The film's heroes are, after all, a half- century closer to death than its audience is. Art (Don Ameche), Ben (Wilford Brimley) and Joe (Hume Cronyn) are not mopes or sticks or hypochondriacs, but they know that their time has nearly elapsed, that their body clocks are running down, that pleasures of the flesh are now memories or might-have-beens. So their transformation into rakehells is both joyous and poignant. It is delicious to watch Ameche, 77, Cronyn, 73, and Brimley, 50 (but he can pass for old), kicking up dust as the stars of a geezer's Porky's. But for the characters' wives and girlfriends (Gwen Verdon, Jessica Tandy, Maureen Stapleton), the spectacle is bittersweet.
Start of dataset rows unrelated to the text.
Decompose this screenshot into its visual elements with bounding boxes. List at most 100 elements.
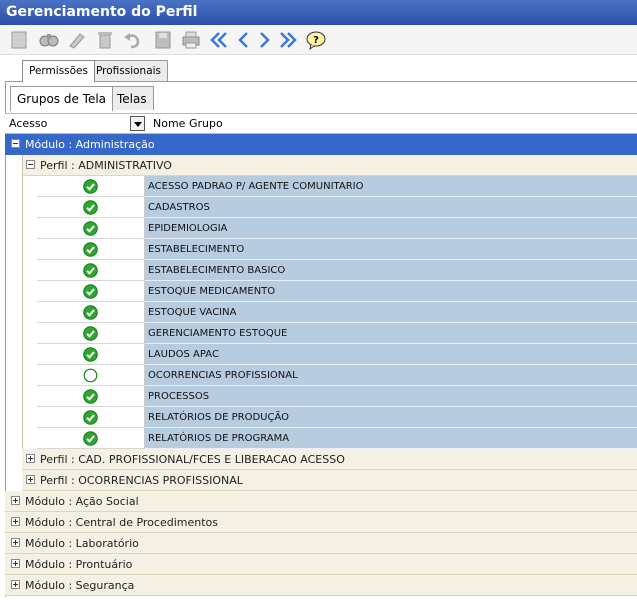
grid-header: Acesso Nome Grupo — [5, 113, 637, 134]
tab-telas[interactable]: Telas — [110, 86, 154, 110]
expand-icon[interactable] — [11, 496, 20, 505]
checked-icon[interactable] — [83, 200, 98, 215]
checked-icon[interactable] — [83, 221, 98, 236]
access-cell — [37, 218, 145, 239]
group-name-cell: ESTOQUE VACINA — [145, 302, 637, 323]
tab-permissoes[interactable]: Permissões — [22, 60, 95, 82]
table-row[interactable]: EPIDEMIOLOGIA — [37, 218, 637, 239]
unchecked-icon[interactable] — [83, 368, 98, 383]
collapse-icon[interactable] — [26, 160, 35, 169]
checked-icon[interactable] — [83, 284, 98, 299]
expand-icon[interactable] — [26, 475, 35, 484]
module-row-collapsed[interactable]: Módulo : Segurança — [5, 575, 637, 596]
undo-icon[interactable] — [121, 29, 143, 51]
group-name-cell: EPIDEMIOLOGIA — [145, 218, 637, 239]
edit-icon[interactable] — [66, 29, 88, 51]
group-name-cell: RELATÓRIOS DE PROGRAMA — [145, 428, 637, 449]
checked-icon[interactable] — [83, 326, 98, 341]
table-row[interactable]: ESTOQUE VACINA — [37, 302, 637, 323]
group-name-cell: ESTABELECIMENTO — [145, 239, 637, 260]
perfil-label: Perfil : CAD. PROFISSIONAL/FCES E LIBERA… — [40, 453, 345, 466]
access-cell — [37, 344, 145, 365]
checked-icon[interactable] — [83, 179, 98, 194]
perfil-label: Perfil : OCORRENCIAS PROFISSIONAL — [40, 474, 243, 487]
group-name-cell: OCORRENCIAS PROFISSIONAL — [145, 365, 637, 386]
table-row[interactable]: PROCESSOS — [37, 386, 637, 407]
module-row-collapsed[interactable]: Módulo : Prontuário — [5, 554, 637, 575]
tab-grupos-de-tela[interactable]: Grupos de Tela — [10, 86, 114, 111]
tab-profissionais[interactable]: Profissionais — [89, 60, 169, 81]
table-row[interactable]: LAUDOS APAC — [37, 344, 637, 365]
checked-icon[interactable] — [83, 305, 98, 320]
module-label: Módulo : Central de Procedimentos — [25, 516, 218, 529]
group-name-cell: LAUDOS APAC — [145, 344, 637, 365]
column-nome-grupo-header: Nome Grupo — [153, 117, 223, 130]
table-row[interactable]: CADASTROS — [37, 197, 637, 218]
access-cell — [37, 386, 145, 407]
checked-icon[interactable] — [83, 410, 98, 425]
module-row-collapsed[interactable]: Módulo : Ação Social — [5, 491, 637, 512]
perfil-label: Perfil : ADMINISTRATIVO — [40, 159, 172, 172]
access-cell — [37, 260, 145, 281]
group-name-cell: CADASTROS — [145, 197, 637, 218]
access-cell — [37, 281, 145, 302]
previous-icon[interactable] — [232, 29, 254, 51]
module-label: Módulo : Prontuário — [25, 558, 133, 571]
checked-icon[interactable] — [83, 347, 98, 362]
help-icon[interactable]: ? — [305, 29, 327, 51]
checked-icon[interactable] — [83, 389, 98, 404]
table-row[interactable]: ESTOQUE MEDICAMENTO — [37, 281, 637, 302]
search-icon[interactable] — [38, 29, 60, 51]
group-name-cell: ACESSO PADRAO P/ AGENTE COMUNITARIO — [145, 176, 637, 197]
toolbar: ? — [0, 25, 637, 55]
save-icon[interactable] — [152, 29, 174, 51]
column-dropdown[interactable] — [130, 116, 145, 131]
module-label: Módulo : Administração — [25, 138, 155, 151]
table-row[interactable]: ACESSO PADRAO P/ AGENTE COMUNITARIO — [37, 176, 637, 197]
group-name-cell: RELATÓRIOS DE PRODUÇÃO — [145, 407, 637, 428]
module-row-expanded[interactable]: Módulo : Administração — [5, 134, 637, 155]
svg-text:?: ? — [313, 35, 319, 46]
module-row-collapsed[interactable]: Módulo : Central de Procedimentos — [5, 512, 637, 533]
expand-icon[interactable] — [11, 559, 20, 568]
perfil-row-collapsed[interactable]: Perfil : CAD. PROFISSIONAL/FCES E LIBERA… — [22, 449, 637, 470]
column-acesso-header: Acesso — [9, 117, 48, 130]
module-row-collapsed[interactable]: Módulo : Laboratório — [5, 533, 637, 554]
table-row[interactable]: RELATÓRIOS DE PRODUÇÃO — [37, 407, 637, 428]
print-icon[interactable] — [180, 29, 202, 51]
checked-icon[interactable] — [83, 431, 98, 446]
group-name-cell: PROCESSOS — [145, 386, 637, 407]
module-label: Módulo : Ação Social — [25, 495, 139, 508]
expand-icon[interactable] — [11, 538, 20, 547]
access-cell — [37, 197, 145, 218]
expand-icon[interactable] — [11, 517, 20, 526]
first-icon[interactable] — [208, 29, 230, 51]
next-icon[interactable] — [254, 29, 276, 51]
checked-icon[interactable] — [83, 242, 98, 257]
access-cell — [37, 239, 145, 260]
access-cell — [37, 365, 145, 386]
last-icon[interactable] — [277, 29, 299, 51]
new-icon[interactable] — [8, 29, 30, 51]
table-row[interactable]: ESTABELECIMENTO — [37, 239, 637, 260]
group-name-cell: ESTABELECIMENTO BASICO — [145, 260, 637, 281]
access-cell — [37, 428, 145, 449]
delete-icon[interactable] — [94, 29, 116, 51]
access-cell — [37, 302, 145, 323]
table-row[interactable]: ESTABELECIMENTO BASICO — [37, 260, 637, 281]
checked-icon[interactable] — [83, 263, 98, 278]
module-label: Módulo : Laboratório — [25, 537, 139, 550]
window-title: Gerenciamento do Perfil — [0, 0, 637, 25]
group-name-cell: GERENCIAMENTO ESTOQUE — [145, 323, 637, 344]
expand-icon[interactable] — [26, 454, 35, 463]
table-row[interactable]: OCORRENCIAS PROFISSIONAL — [37, 365, 637, 386]
perfil-row-expanded[interactable]: Perfil : ADMINISTRATIVO — [22, 155, 637, 176]
access-cell — [37, 323, 145, 344]
access-cell — [37, 407, 145, 428]
perfil-row-collapsed[interactable]: Perfil : OCORRENCIAS PROFISSIONAL — [22, 470, 637, 491]
table-row[interactable]: GERENCIAMENTO ESTOQUE — [37, 323, 637, 344]
access-cell — [37, 176, 145, 197]
expand-icon[interactable] — [11, 580, 20, 589]
table-row[interactable]: RELATÓRIOS DE PROGRAMA — [37, 428, 637, 449]
collapse-icon[interactable] — [11, 139, 20, 148]
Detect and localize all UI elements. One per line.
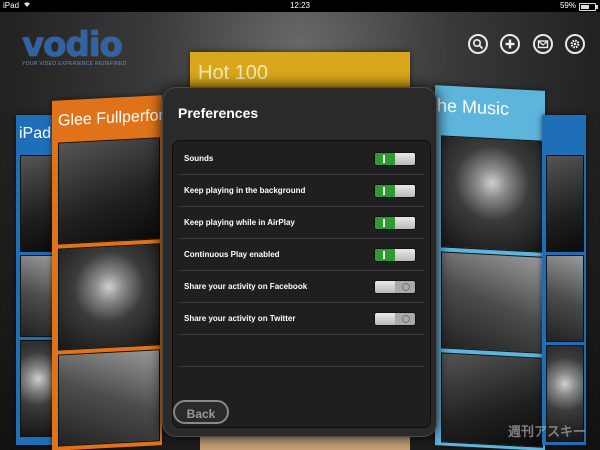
video-thumbnail[interactable] — [441, 251, 543, 354]
pref-label: Share your activity on Twitter — [184, 314, 296, 323]
panel-title-hot100: Hot 100 — [198, 62, 269, 84]
add-icon[interactable] — [500, 34, 521, 54]
pref-label: Sounds — [184, 154, 214, 163]
status-bar: iPad 12:23 59% — [0, 0, 600, 12]
logo-tagline: YOUR VIDEO EXPERIENCE REDEFINED — [22, 61, 127, 67]
pref-label: Continuous Play enabled — [184, 250, 280, 259]
battery-icon — [579, 3, 598, 11]
pref-row-airplay: Keep playing while in AirPlay — [179, 207, 424, 239]
preferences-dialog: Preferences Sounds Keep playing in the b… — [162, 87, 437, 437]
pref-row-continuous: Continuous Play enabled — [179, 239, 424, 271]
pref-label: Share your activity on Facebook — [184, 282, 308, 291]
category-panel-right[interactable] — [542, 115, 586, 445]
video-thumbnail[interactable] — [58, 243, 160, 351]
video-thumbnail[interactable] — [58, 349, 160, 447]
mail-icon[interactable] — [532, 34, 553, 54]
airplay-toggle[interactable] — [374, 216, 416, 230]
panel-title-music: he Music — [437, 95, 510, 119]
twitter-share-toggle[interactable] — [374, 312, 416, 326]
logo-name: vodio — [22, 25, 123, 65]
pref-row-empty — [179, 335, 424, 367]
category-panel-music[interactable]: he Music — [435, 85, 545, 450]
category-panel-glee[interactable]: Glee Fullperform — [52, 95, 162, 450]
battery-percent: 59% — [559, 1, 576, 10]
pref-row-background: Keep playing in the background — [179, 175, 424, 207]
video-thumbnail[interactable] — [441, 135, 543, 253]
top-toolbar — [460, 34, 585, 59]
panel-title-glee: Glee Fullperform — [58, 107, 162, 130]
video-thumbnail[interactable] — [546, 155, 584, 252]
search-icon[interactable] — [467, 34, 488, 54]
pref-row-empty — [179, 367, 424, 398]
app-stage: vodio YOUR VIDEO EXPERIENCE REDEFINED iP… — [0, 12, 600, 450]
pref-row-facebook: Share your activity on Facebook — [179, 271, 424, 303]
gear-icon[interactable] — [565, 34, 585, 54]
dialog-title: Preferences — [178, 105, 259, 121]
status-time: 12:23 — [289, 1, 311, 10]
continuous-play-toggle[interactable] — [374, 248, 416, 262]
vodio-logo: vodio YOUR VIDEO EXPERIENCE REDEFINED — [22, 25, 127, 67]
back-button[interactable]: Back — [173, 400, 229, 424]
facebook-share-toggle[interactable] — [374, 280, 416, 294]
watermark: 週刊アスキー — [507, 424, 586, 439]
background-play-toggle[interactable] — [374, 184, 416, 198]
pref-label: Keep playing while in AirPlay — [184, 218, 295, 227]
pref-row-sounds: Sounds — [179, 143, 424, 175]
sounds-toggle[interactable] — [374, 152, 416, 166]
video-thumbnail[interactable] — [20, 155, 56, 252]
preferences-list: Sounds Keep playing in the background Ke… — [172, 140, 431, 428]
video-thumbnail[interactable] — [20, 340, 56, 437]
pref-label: Keep playing in the background — [184, 186, 306, 195]
pref-row-twitter: Share your activity on Twitter — [179, 303, 424, 335]
video-thumbnail[interactable] — [58, 137, 160, 245]
video-thumbnail[interactable] — [20, 255, 56, 337]
video-thumbnail[interactable] — [546, 255, 584, 342]
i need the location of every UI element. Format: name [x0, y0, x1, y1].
They realize that at any age, men must be boys, and women must be their sandbox playmates or their strict mothers. Some genders will just never grow up.
But some genres will. By the end, when these sunset adventurers take an outward-bound voyage toward a peaceful death, or into eternal life, this film has charted its serene course. One hopes that moviegoers will take Cocoon to their teenage hearts and make a box-office smash of the summer's sweetest, saddest, most exhilarating fable.